The central government, along with the states and independent experts, is looking to change the methodology of calculating domestic power rates, set standards for consumer tariffs and optimise industry dues.
The first step is to swap the fixed and energy rates in the consumer bill. In an electricity bill, there are two components: The fixed rate, which forms close to 70 per cent of the tariffs, and the variable part, which is the energy charge.
For a power generator, the energy charge, or the cost of fuel, forms a major portion of the cost and the fixed one is minimal.
“The idea is to make tariffs reflective of the cost incurred by a generator to provide electricity to the consumers. There are more than 150 types of power slabs in the country. There is a dire need for tariff rationalization, so that the consumer pays for what he gets and the power generator gets paid for what he produces,” said a senior power ministry official.
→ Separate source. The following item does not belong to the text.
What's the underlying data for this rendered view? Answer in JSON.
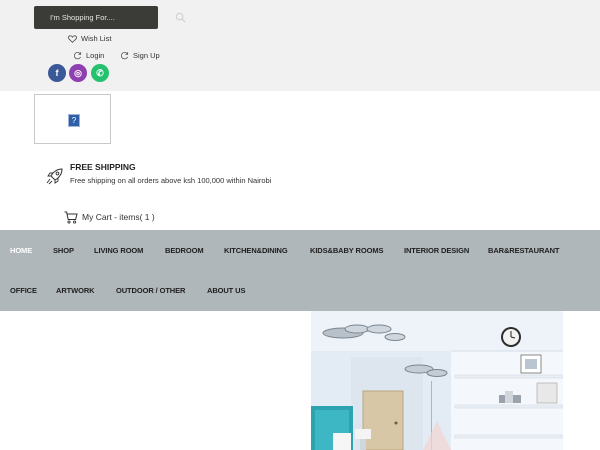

Since units that are more than 20 years old produce over 20,000 megawatt (Mw), the idea makes sense for leading generators such as NTPC.
“As generation units grow older and the fixed rate becomes nil (because of declining depreciation rates), a generator needs to be compensated for the increasing energy charge. But as tariff revision is not regular in discoms, power rates are not reflective of the changing dynamics of costs. Syncing tariffs with costs would bring down consumer rates,” said a senior NTPC executive.
A government official said changes in the tariff structure would help industry, currently facing high power rates and cross-subsidy charges.
“Across all states, power rates for industry are very high. Industry then is forced to go for captive or group captive power production. This leaves distribution companies (discoms) with surplus power and prevents them from recovering dues from high-value customers,” said an official.
Industry, on the other hand, prefers to set up captive plants or choose open access (buying from other states or utilities). To prevent this, states impose high cross-subsidy charges to subsidise power for economically weaker consumers.
In the past financial year, cross-subsidy charges went up in the range of 30-600 per cent in several states. West Bengal, Haryana, Bihar, Maharashtra and Karnataka are among the states charging more than Rs 6 a unit from industry.
“The need for tariff simplification and rationalisation has become critical now as utilities are dealing with surplus power and the exit of high-value customers due to cross-subsidies. At the same time, the government needs to look at streamlining captive rules and open access regulations to ensure it’s a level playing field,” said Sambitosh Mohapatra, partner (energy & utilities), PwC India.
As for discoms, the expert committee on tariffs has suggested that this would pave the way for them to recover what they supply.
“Discoms in all states have surplus power now or will have till 2022. Unless industrial demand increases, this surplus will go to waste. So if industrial demand is met at affordable rates, discoms wouldn’t have to recover their costs from domestic users or through curtailing power supply,” said an official.
State-owned discoms cumulatively have a debt of Rs 4 lakh crore as of August 2016 and 21 of them are going through restructuring under the Ujwal Discom Assurance Yojana. The scheme aims to clean the account books of the discoms and make them commercially and operationally efficient.
Through the tariff rationalisation process of the government, discoms can look at optimising costs and improving the revenue flow.